In order to re-weight the count features into floating point values suitable for usage by a classifier it is very common to use the tf–idf transform.

Tf means term-frequency while tf–idf means term-frequency times inverse document-frequency. This is a originally a term weighting scheme developed for information retrieval (as a ranking function for search engines results), that has also found good use in document classification and clustering.

$$\text{tf}(t,d) = \text{Number of times term }t \text{ occurs in document } d$$

If $N$ is the total number of documents in the corpus $D$ then

$$\text{idf}(t,D)=\log \frac{N}{\big|\{d\in D\mid t\in d \}\big|}$$

$$\text{tf-idf}(t,d)=\text{tf}(t,d)\times \text{idf}(t,D)$$

In [None]:
from sklearn.feature_extraction.text import TfidfVectorizer
vectorizer = TfidfVectorizer(stop_words='english', min_df=0.01, max_df=0.8)
text_train_data = vectorizer.fit_transform(train_data.data)

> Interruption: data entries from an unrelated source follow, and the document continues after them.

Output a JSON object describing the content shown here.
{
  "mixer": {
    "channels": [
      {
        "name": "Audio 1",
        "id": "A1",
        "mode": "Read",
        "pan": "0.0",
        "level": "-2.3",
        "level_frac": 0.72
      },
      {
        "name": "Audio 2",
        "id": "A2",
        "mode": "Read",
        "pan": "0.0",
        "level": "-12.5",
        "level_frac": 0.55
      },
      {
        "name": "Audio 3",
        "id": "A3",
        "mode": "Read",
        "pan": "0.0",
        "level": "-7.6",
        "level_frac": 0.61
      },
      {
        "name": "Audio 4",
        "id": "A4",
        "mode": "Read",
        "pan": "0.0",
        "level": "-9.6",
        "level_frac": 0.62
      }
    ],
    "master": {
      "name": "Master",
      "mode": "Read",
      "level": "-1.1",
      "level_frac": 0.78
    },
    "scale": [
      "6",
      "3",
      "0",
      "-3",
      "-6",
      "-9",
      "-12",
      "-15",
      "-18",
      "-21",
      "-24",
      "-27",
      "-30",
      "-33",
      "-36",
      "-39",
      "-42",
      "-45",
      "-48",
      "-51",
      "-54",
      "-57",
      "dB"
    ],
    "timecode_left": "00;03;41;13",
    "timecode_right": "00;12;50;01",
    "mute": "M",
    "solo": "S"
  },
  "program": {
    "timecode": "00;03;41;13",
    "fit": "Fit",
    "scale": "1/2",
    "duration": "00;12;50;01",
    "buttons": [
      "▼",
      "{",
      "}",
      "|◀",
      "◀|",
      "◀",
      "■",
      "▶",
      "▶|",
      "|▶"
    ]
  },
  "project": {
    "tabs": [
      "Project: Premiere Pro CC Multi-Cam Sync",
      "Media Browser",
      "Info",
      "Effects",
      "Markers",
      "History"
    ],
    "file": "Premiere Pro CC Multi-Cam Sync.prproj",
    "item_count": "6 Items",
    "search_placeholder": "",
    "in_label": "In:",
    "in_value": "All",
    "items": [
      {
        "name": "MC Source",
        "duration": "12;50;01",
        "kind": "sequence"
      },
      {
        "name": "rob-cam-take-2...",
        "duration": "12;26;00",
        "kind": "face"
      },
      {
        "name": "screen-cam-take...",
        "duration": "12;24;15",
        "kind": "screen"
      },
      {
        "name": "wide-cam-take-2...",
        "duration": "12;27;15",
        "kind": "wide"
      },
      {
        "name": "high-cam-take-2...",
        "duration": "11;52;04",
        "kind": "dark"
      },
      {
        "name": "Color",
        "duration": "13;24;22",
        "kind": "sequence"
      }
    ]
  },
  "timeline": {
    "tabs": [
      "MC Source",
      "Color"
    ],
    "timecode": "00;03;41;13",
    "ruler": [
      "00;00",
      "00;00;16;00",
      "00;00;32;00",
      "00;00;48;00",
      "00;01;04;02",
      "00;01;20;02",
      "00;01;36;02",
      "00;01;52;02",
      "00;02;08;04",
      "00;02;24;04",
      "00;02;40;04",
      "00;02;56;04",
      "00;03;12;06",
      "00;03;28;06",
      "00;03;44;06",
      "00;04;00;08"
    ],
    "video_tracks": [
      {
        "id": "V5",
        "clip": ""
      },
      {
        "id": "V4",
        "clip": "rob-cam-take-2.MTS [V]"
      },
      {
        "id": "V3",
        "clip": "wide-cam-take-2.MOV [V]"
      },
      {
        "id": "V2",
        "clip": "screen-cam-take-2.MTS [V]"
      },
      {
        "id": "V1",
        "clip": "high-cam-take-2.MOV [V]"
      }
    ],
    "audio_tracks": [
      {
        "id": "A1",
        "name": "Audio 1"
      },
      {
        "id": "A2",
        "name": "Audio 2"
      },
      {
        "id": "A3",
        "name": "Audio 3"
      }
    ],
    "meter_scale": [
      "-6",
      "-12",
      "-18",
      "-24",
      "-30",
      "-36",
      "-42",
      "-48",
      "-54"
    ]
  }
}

Explain each parameter from [`TfidfVectorizer`](http://scikit-learn.org/stable/modules/generated/sklearn.feature_extraction.text.TfidfVectorizer.html).

In [None]:
print(len(train_data.data))
print(text_train_data.shape)

## Classification

Build a *Naive Bayes* classifier that is able to predict the category of a given message. 

In [None]:
# Write your code here

Assess the performance of this classifier with respect to the test set. For this purpose, you have to use [TfidfVectorizer.transform](http://scikit-learn.org/stable/modules/generated/sklearn.feature_extraction.text.TfidfVectorizer.html#sklearn.feature_extraction.text.TfidfVectorizer.transform) instead of `TfidfVectorizer.fit_transform`.

In [None]:
# Write your code here

Perform a **k-fold cross validation** (with k = 10) on the complete data set. For this purpose, use the function [cross_val_score](http://scikit-learn.org/stable/modules/generated/sklearn.model_selection.cross_val_score.html#sklearn.model_selection.cross_val_score) from scikit-learn. Compute the mean, standard deviation, min and max values from these scores.

In [None]:
# Write your code here